I was asked to do a problem about the gauge freedom one has in the weak field limit in general relativity. I am given a coordinate transformation $$x^{\mu '} = x^{\mu} - \zeta^{\mu}$$. Now I have to show how the perturbation of the metric transforms under this coordinate transformation.

The result should be:
$$h_{\mu\nu}^{new} = h_{\mu\nu}^{old} - \zeta_{\mu ,\nu} - \zeta_{\nu ,\mu}$$

The most simple way to do this, i thought, was to just use the transformational law for tensors.

so: $$h_{\mu ' \nu '} = \partial_{\mu '}x^{\mu} \partial_{\nu '}x^{\nu} h_{\mu \nu}$$

Using the fact that we can neglect the product of the derivatives of the small perturbation, I find that:

$$h_{\mu ' \nu '} = h_{\mu\nu} - (\partial_{\mu '}\zeta^{\mu} + \partial_{\nu '}\zeta^{\nu})h_{\mu\nu}$$

From this point I don't know how to get rid of the metric factor in the second term, because if I can lose it, i think i would be able to come to the correct form that is wanted.
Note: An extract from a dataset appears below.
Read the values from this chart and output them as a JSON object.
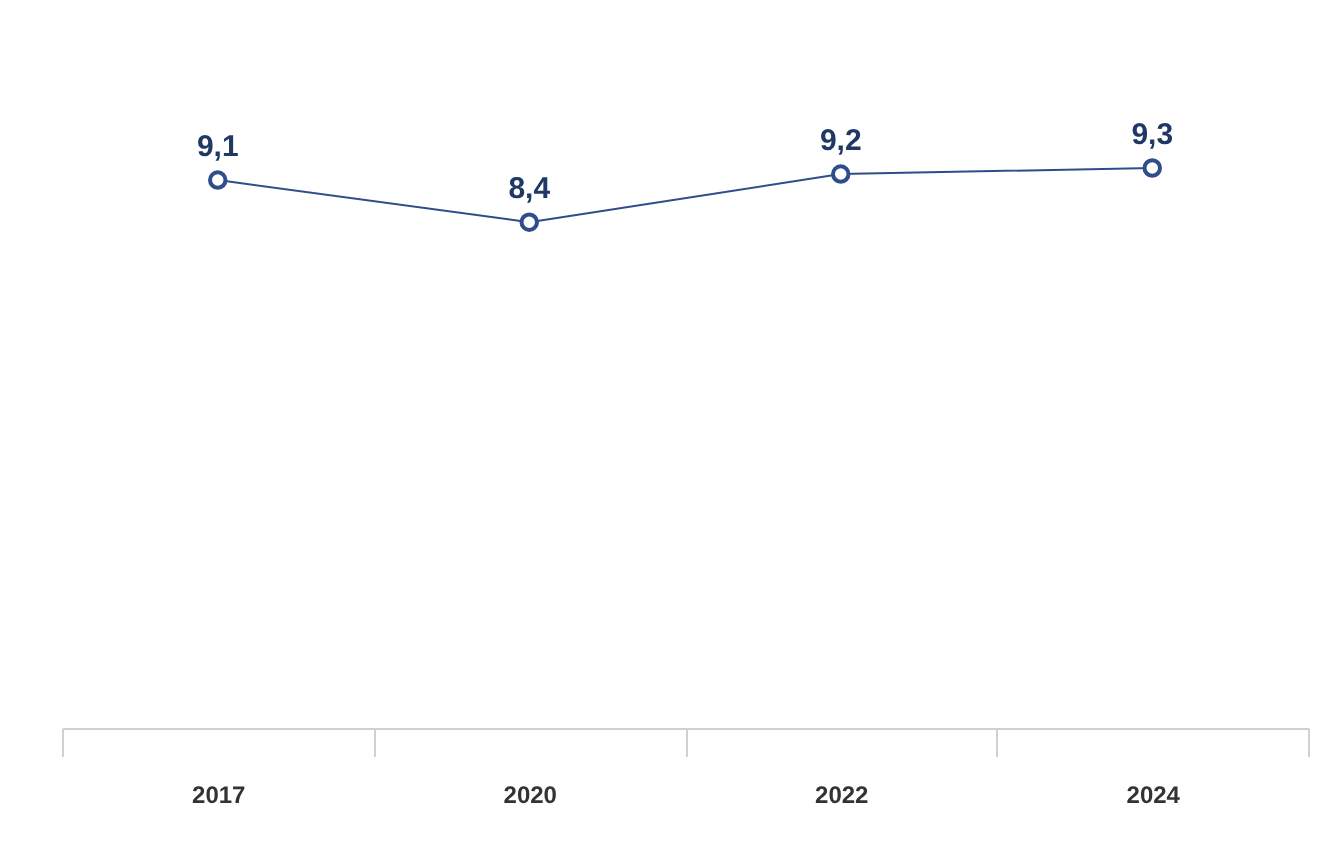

Can someone give me some hints? :)

Last edited: Mar 7, 2006
2. Mar 8, 2006

dextercioby

It's more rigurous if you start with the Pauli-Fierz action and do the canonical analysis and determine the irreducible abelian infinitesimal gauge transformations for the P-F fields $h_{\mu\nu}$.

Just a thought.

Daniel.

3. Mar 8, 2006

Galileo

If you start from $g_{\mu \nu}=\eta_{\mu \nu}+h_{\mu \nu}$,
then the tranformation law gives:

$$g'_{\mu \nu}=\partial_{\mu} x^{\alpha}\partial_{\nu} x^{\beta}g_{\alpha \beta}$$
The left hand sides gives $g'_{\mu \nu}(x')\approx \eta_{\mu \nu}+h_{\mu \nu}'(x)$ and you can work out the right hand side explicitly.

Last edited: Mar 8, 2006